A ilustração da cidade nórdica de Dublin (COSTA; LEMOS; PAES, 2004: 29) apresenta um grande equívoco: onde deveria estar representado o edifício público utilizado para assembléias públicas (com formato de navio e casas construídas ao longo do cercado interno, conforme desenho integrante de RINGLEY, 1991: 26-27), foi inexplicavelmente ilustrada uma fortaleza do estilo de Fyrkat e Trelleborg, com dois círculos externos de defesa e quatro conjuntos internos de casas com formato quadrado.

A referência a mais famosa embarcação escandinava recuperada pela Arqueologia, Oseberg, foi grafada erroneamente: “Osenberg” (COSTA; LEMOS; PAES, 2004: 17). A palavra em nórdico antigo Midgard, traduzida como “parede limítrofe” (COSTA; LEMOS; PAES, 2004: 16), na realidade significa “Terra do meio” (conf. BYOCK: 2005: 169).

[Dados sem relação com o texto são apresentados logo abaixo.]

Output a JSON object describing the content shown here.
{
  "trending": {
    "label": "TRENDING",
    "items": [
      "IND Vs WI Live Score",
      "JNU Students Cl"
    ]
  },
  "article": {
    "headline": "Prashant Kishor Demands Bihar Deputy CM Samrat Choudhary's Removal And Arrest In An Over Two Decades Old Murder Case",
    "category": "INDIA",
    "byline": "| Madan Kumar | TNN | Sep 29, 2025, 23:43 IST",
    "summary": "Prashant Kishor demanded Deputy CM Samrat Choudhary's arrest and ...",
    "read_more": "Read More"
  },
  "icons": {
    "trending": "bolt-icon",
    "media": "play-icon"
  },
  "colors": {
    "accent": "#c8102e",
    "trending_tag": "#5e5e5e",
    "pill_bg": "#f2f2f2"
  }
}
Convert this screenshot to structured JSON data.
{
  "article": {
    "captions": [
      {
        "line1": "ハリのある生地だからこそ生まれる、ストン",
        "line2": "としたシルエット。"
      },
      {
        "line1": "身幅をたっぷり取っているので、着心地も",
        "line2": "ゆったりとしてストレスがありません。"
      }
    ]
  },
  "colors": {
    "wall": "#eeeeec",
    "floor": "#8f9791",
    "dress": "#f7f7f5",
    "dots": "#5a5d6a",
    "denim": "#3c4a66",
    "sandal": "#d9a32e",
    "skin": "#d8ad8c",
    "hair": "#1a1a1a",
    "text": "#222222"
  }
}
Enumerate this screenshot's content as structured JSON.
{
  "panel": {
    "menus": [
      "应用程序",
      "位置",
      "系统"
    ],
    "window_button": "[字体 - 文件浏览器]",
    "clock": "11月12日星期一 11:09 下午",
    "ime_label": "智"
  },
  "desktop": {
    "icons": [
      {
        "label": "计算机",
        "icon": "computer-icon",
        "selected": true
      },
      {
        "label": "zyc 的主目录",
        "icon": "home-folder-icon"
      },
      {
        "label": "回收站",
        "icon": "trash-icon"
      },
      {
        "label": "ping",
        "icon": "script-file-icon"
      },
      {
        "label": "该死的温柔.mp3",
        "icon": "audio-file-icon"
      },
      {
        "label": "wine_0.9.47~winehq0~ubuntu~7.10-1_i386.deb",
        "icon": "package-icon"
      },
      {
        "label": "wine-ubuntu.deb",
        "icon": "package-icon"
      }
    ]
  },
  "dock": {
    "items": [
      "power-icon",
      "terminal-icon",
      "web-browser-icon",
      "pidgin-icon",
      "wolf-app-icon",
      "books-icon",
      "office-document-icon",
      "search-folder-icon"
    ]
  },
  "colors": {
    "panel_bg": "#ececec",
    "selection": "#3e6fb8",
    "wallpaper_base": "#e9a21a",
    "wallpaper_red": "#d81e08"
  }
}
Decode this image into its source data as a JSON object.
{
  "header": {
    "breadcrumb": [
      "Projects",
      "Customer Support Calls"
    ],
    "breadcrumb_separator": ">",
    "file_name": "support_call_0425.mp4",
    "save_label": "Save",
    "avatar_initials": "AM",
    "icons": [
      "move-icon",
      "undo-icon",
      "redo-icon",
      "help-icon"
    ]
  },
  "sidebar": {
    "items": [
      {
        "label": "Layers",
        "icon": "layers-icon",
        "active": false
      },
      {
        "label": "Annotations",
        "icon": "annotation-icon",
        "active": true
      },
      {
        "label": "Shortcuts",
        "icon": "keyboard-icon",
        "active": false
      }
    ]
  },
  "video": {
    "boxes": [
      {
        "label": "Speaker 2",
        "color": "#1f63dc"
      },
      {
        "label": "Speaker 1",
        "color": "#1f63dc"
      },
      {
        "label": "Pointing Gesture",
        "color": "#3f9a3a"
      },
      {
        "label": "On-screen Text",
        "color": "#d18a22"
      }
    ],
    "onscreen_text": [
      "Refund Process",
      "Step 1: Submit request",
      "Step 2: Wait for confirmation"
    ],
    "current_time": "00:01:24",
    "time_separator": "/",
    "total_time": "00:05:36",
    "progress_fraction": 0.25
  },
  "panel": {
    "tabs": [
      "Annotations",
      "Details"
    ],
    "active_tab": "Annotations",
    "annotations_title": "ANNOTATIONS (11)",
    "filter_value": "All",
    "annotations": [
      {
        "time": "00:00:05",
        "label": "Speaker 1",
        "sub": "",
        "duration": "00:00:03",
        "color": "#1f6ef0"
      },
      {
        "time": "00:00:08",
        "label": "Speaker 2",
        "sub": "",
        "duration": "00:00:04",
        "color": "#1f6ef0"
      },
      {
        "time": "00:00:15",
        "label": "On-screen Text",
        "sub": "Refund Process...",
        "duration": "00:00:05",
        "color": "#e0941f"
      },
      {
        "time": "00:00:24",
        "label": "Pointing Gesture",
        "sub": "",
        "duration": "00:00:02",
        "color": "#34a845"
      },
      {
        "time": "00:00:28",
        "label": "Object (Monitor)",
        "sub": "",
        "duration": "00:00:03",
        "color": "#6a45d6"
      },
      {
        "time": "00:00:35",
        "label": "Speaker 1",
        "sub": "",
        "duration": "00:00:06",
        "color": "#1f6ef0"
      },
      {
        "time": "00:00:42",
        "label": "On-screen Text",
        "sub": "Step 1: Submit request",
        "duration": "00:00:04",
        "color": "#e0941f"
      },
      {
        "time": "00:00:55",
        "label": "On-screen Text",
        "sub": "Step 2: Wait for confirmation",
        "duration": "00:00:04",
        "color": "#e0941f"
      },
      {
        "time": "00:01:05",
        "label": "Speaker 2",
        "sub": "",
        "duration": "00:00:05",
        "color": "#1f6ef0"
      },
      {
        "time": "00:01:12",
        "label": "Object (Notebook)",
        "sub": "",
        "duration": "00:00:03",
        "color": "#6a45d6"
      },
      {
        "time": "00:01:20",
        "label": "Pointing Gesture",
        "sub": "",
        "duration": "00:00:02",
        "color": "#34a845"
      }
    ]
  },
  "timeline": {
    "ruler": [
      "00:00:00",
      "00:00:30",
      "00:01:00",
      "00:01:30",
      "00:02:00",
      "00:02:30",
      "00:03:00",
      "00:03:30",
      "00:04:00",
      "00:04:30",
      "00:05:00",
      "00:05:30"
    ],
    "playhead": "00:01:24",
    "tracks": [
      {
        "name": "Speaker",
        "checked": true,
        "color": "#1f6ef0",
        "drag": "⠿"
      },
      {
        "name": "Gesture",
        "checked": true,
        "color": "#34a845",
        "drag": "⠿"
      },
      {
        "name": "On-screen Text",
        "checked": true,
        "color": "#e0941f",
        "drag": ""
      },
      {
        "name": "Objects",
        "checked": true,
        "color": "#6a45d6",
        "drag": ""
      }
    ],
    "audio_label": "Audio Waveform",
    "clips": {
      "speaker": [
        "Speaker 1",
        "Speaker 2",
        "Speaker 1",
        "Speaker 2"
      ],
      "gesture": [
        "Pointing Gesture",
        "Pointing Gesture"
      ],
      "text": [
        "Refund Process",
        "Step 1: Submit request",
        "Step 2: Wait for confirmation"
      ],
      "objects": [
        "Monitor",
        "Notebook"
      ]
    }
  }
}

Essa enorme quantidade de equívocos desqualifica a utilização da obra tanto para fins didáticos quanto paradidáticos. Para a sofrível coleção de romances do escritor Orlando Paes, especialmente o primeiro volume Angus: o primeiro guerreiro, recomendamos a leitura de outra resenha (LANGER, 2003). Esperamos que no futuro possam ser publicados ou traduzidos livros sobre Vikings com maiores qualidades analíticas e conceituais, algo que o público e a academia brasileira aguardam ansiosamente.